Thank you for this article. I too used to clean my rifles constantly. Some times, I’d spent twice as long cleaning them as I did shooting them at the range that day. Now, I’m much more lax, and several hundred rounds go by before I clean the bore. On my carbines, that number can be several thousand rounds. With my precision builds, I’ll clean the bore every 500 rounds or so, but not because I noticed a drop in performance. I do it just because I figure it might be a good idea.
I would like to hear your thoughts on barrel break-in. I’ve spoken with barrel makers at SHOT about this, as well as veteran high power shooters, and there are so many different opinions. I normally break them in by shooting them, and then giving them a good cleaning after the first range session. Then, they won’t get cleaned again for some time. I’ve tried the – shoot once clean once, shoot five clean once – method, but never noticed a benefit from this tedious, time consuming procedure. Then gain, I’m not shooting these rifles much beyond 500 yards.
Again, thanks for the great article.
Blessings,
Excellent info and I use Hart almost exclusive as custom builds. Homelandgunsmithing.com
Glad you liked it. Thanks for the feedback.
Thanks for sharing your knowledge. Is very helpful. Your videos are well done and for a novice like myself its good to hear advice that’s based on results. I just did my second custom build in a 300 RUM with a Proof research barrel, Lone Peak Fusion Ti Action and am just breaking in the barrel and want to do it “right”. Thanks again.
Sam: My company is Sharp Shoot R Precision. I’d like to give you a challange. I’m going to send ypo a sample of WipeOut Brushless Bore Cleaner. The challenge is to put WipeOut in a gun you think is clean. Our product is used by people who shoot alot and need premier accuracy. I want to hear your results. Our products are odorless, brushless, and do not contain acid or ammonia.
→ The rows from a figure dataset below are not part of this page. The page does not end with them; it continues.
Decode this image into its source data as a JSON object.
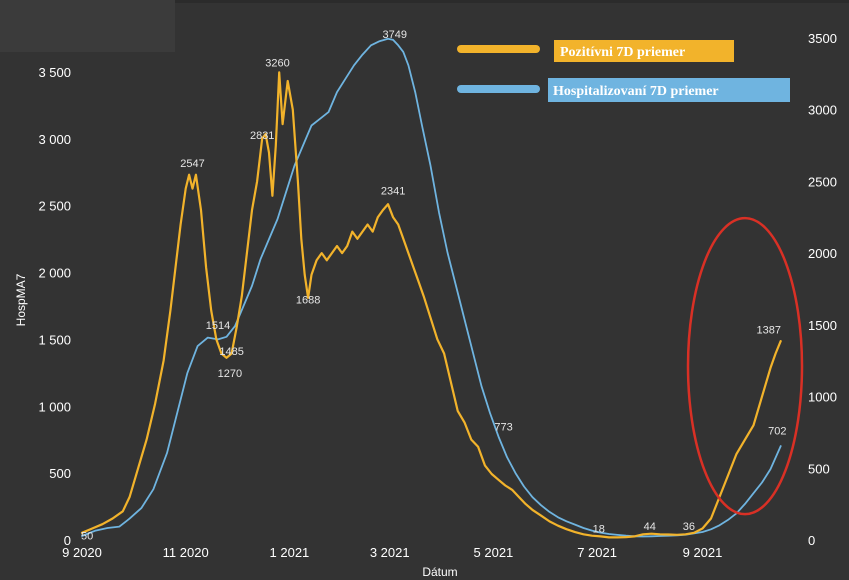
{
  "chart_data": {
    "type": "line",
    "xlabel": "Dátum",
    "ylabel": "HospMA7",
    "ylim_left": [
      0,
      3800
    ],
    "ylim_right": [
      0,
      3600
    ],
    "x_ticks": [
      {
        "label": "9 2020",
        "value": 0
      },
      {
        "label": "11 2020",
        "value": 61
      },
      {
        "label": "1 2021",
        "value": 122
      },
      {
        "label": "3 2021",
        "value": 181
      },
      {
        "label": "5 2021",
        "value": 242
      },
      {
        "label": "7 2021",
        "value": 303
      },
      {
        "label": "9 2021",
        "value": 365
      }
    ],
    "y_ticks_left": [
      {
        "label": "0",
        "value": 0
      },
      {
        "label": "500",
        "value": 500
      },
      {
        "label": "1 000",
        "value": 1000
      },
      {
        "label": "1 500",
        "value": 1500
      },
      {
        "label": "2 000",
        "value": 2000
      },
      {
        "label": "2 500",
        "value": 2500
      },
      {
        "label": "3 000",
        "value": 3000
      },
      {
        "label": "3 500",
        "value": 3500
      }
    ],
    "y_ticks_right": [
      {
        "label": "0",
        "value": 0
      },
      {
        "label": "500",
        "value": 500
      },
      {
        "label": "1000",
        "value": 1000
      },
      {
        "label": "1500",
        "value": 1500
      },
      {
        "label": "2000",
        "value": 2000
      },
      {
        "label": "2500",
        "value": 2500
      },
      {
        "label": "3000",
        "value": 3000
      },
      {
        "label": "3500",
        "value": 3500
      }
    ],
    "legend_placement": "top-right",
    "series": [
      {
        "name": "Pozitívni 7D priemer",
        "color": "#f2b32b",
        "axis": "right",
        "x": [
          0,
          6,
          12,
          18,
          24,
          28,
          33,
          38,
          43,
          48,
          52,
          55,
          58,
          61,
          63,
          65,
          67,
          70,
          73,
          76,
          79,
          82,
          85,
          88,
          91,
          94,
          97,
          100,
          103,
          106,
          108,
          110,
          112,
          114,
          116,
          118,
          121,
          124,
          127,
          129,
          131,
          133,
          135,
          138,
          141,
          144,
          147,
          150,
          153,
          156,
          159,
          162,
          165,
          168,
          171,
          174,
          177,
          180,
          183,
          186,
          189,
          192,
          195,
          198,
          201,
          205,
          209,
          213,
          217,
          221,
          225,
          229,
          233,
          237,
          241,
          245,
          249,
          253,
          257,
          261,
          265,
          270,
          275,
          280,
          285,
          290,
          295,
          300,
          305,
          310,
          315,
          320,
          325,
          330,
          335,
          340,
          345,
          350,
          355,
          360,
          365,
          370,
          375,
          380,
          385,
          390,
          395,
          400,
          405,
          408,
          411
        ],
        "y": [
          50,
          80,
          110,
          150,
          200,
          300,
          500,
          700,
          950,
          1250,
          1600,
          1900,
          2200,
          2450,
          2547,
          2450,
          2547,
          2300,
          1900,
          1600,
          1400,
          1300,
          1270,
          1300,
          1485,
          1700,
          2000,
          2300,
          2500,
          2800,
          2831,
          2700,
          2400,
          2750,
          3260,
          2900,
          3200,
          3000,
          2500,
          2100,
          1850,
          1688,
          1850,
          1950,
          2000,
          1950,
          2000,
          2050,
          2000,
          2050,
          2150,
          2100,
          2150,
          2200,
          2150,
          2250,
          2300,
          2341,
          2250,
          2200,
          2100,
          2000,
          1900,
          1800,
          1700,
          1550,
          1400,
          1300,
          1100,
          900,
          820,
          700,
          650,
          520,
          460,
          420,
          380,
          350,
          300,
          250,
          210,
          170,
          130,
          100,
          75,
          55,
          40,
          30,
          25,
          18,
          18,
          20,
          25,
          40,
          44,
          40,
          38,
          36,
          40,
          50,
          80,
          150,
          300,
          450,
          600,
          700,
          800,
          1000,
          1200,
          1300,
          1387
        ]
      },
      {
        "name": "Hospitalizovaní 7D priemer",
        "color": "#6fb4e0",
        "axis": "left",
        "x": [
          0,
          8,
          15,
          22,
          28,
          35,
          42,
          50,
          56,
          62,
          68,
          74,
          80,
          85,
          90,
          95,
          100,
          105,
          110,
          115,
          120,
          125,
          130,
          135,
          140,
          145,
          150,
          155,
          160,
          165,
          170,
          175,
          180,
          183,
          186,
          189,
          192,
          196,
          200,
          205,
          210,
          215,
          220,
          225,
          230,
          235,
          240,
          245,
          250,
          255,
          260,
          265,
          270,
          275,
          280,
          285,
          290,
          295,
          300,
          305,
          310,
          315,
          320,
          325,
          330,
          335,
          340,
          345,
          350,
          355,
          360,
          365,
          370,
          375,
          380,
          385,
          390,
          395,
          400,
          405,
          411
        ],
        "y": [
          30,
          70,
          90,
          100,
          160,
          240,
          380,
          650,
          950,
          1250,
          1450,
          1514,
          1500,
          1520,
          1600,
          1750,
          1900,
          2100,
          2250,
          2400,
          2600,
          2800,
          2950,
          3100,
          3150,
          3200,
          3350,
          3450,
          3550,
          3630,
          3700,
          3730,
          3749,
          3740,
          3700,
          3650,
          3550,
          3350,
          3100,
          2800,
          2450,
          2150,
          1900,
          1650,
          1400,
          1150,
          950,
          773,
          620,
          500,
          400,
          320,
          260,
          210,
          170,
          140,
          115,
          90,
          70,
          55,
          45,
          38,
          32,
          28,
          26,
          28,
          30,
          32,
          35,
          40,
          50,
          60,
          80,
          110,
          150,
          200,
          270,
          350,
          430,
          530,
          702
        ]
      }
    ],
    "data_labels": [
      {
        "text": "50",
        "x": 3,
        "y": 4,
        "axis": "left"
      },
      {
        "text": "2547",
        "x": 65,
        "y": 2790,
        "axis": "left"
      },
      {
        "text": "1514",
        "x": 80,
        "y": 1578,
        "axis": "left"
      },
      {
        "text": "1485",
        "x": 88,
        "y": 1383,
        "axis": "left"
      },
      {
        "text": "1270",
        "x": 87,
        "y": 1220,
        "axis": "left"
      },
      {
        "text": "2831",
        "x": 106,
        "y": 3000,
        "axis": "left"
      },
      {
        "text": "3260",
        "x": 115,
        "y": 3540,
        "axis": "left"
      },
      {
        "text": "1688",
        "x": 133,
        "y": 1770,
        "axis": "left"
      },
      {
        "text": "3749",
        "x": 184,
        "y": 3755,
        "axis": "left"
      },
      {
        "text": "2341",
        "x": 183,
        "y": 2585,
        "axis": "left"
      },
      {
        "text": "773",
        "x": 248,
        "y": 820,
        "axis": "left"
      },
      {
        "text": "18",
        "x": 304,
        "y": 55,
        "axis": "left"
      },
      {
        "text": "44",
        "x": 334,
        "y": 75,
        "axis": "left"
      },
      {
        "text": "36",
        "x": 357,
        "y": 75,
        "axis": "left"
      },
      {
        "text": "1387",
        "x": 404,
        "y": 1545,
        "axis": "left"
      },
      {
        "text": "702",
        "x": 409,
        "y": 788,
        "axis": "left"
      }
    ],
    "annotation": {
      "shape": "ellipse",
      "color": "#d93025",
      "center_x": 390,
      "center_y": 1300
    },
    "grid": false
  }
}
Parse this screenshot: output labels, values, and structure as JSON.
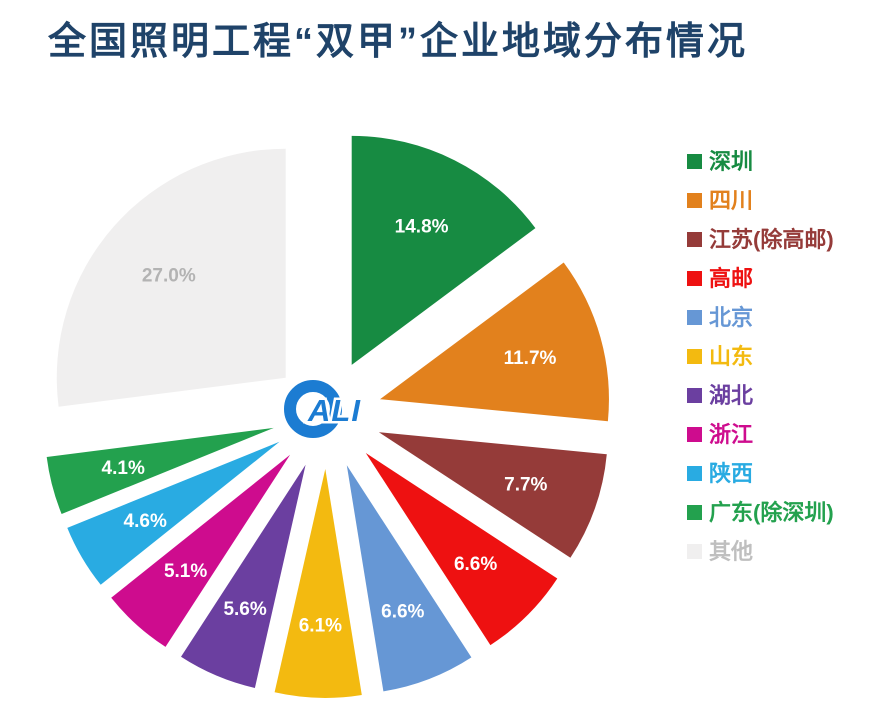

Like your self ….we are educators who want to take cleaning a firearm out of the “dark ages”. Call if you get the time…or send me an address ….where to send samples.
Regards.
Terry Paul
785-883-4444
With regards to nylon brushes, have you used Brownells “Heavy Weight Nylon” bore brushes or IOSSO Products nylon bore brushes, and what are your thoughts on either or both?
I don’t remember using either of them. I use the bronze core brushes that direct thread to my Dewey rod.
How do you clean/lube the bolt?
I wipe it down and put a small dab of high-pressure grease behind the lugs. Sometimes a drop of oil where it rotates in the rear of the receiver. I go out of my way to make sure no oil or grease ends up in the bolt nose/chamber area.
Why would the first few rounds be slower in a clean barrel than the remaining in a fouled barrel…?
I assume it’s because the fouling tightens the barrel/bullet clearance up a tiny amount, causing higher pressure.
I enjoy your articles and videos very much. Quite well done, professional, and informative.
My question is in regard to us “poor boys” running various factory barrels instead of the premium offerings. What bore break in and cleaning regimen do you advise for them? Surely, there would be quite a difference.
Thanks!
I would clean it well before shooting it for the first time, then figure out what I had to do to keep it shooting.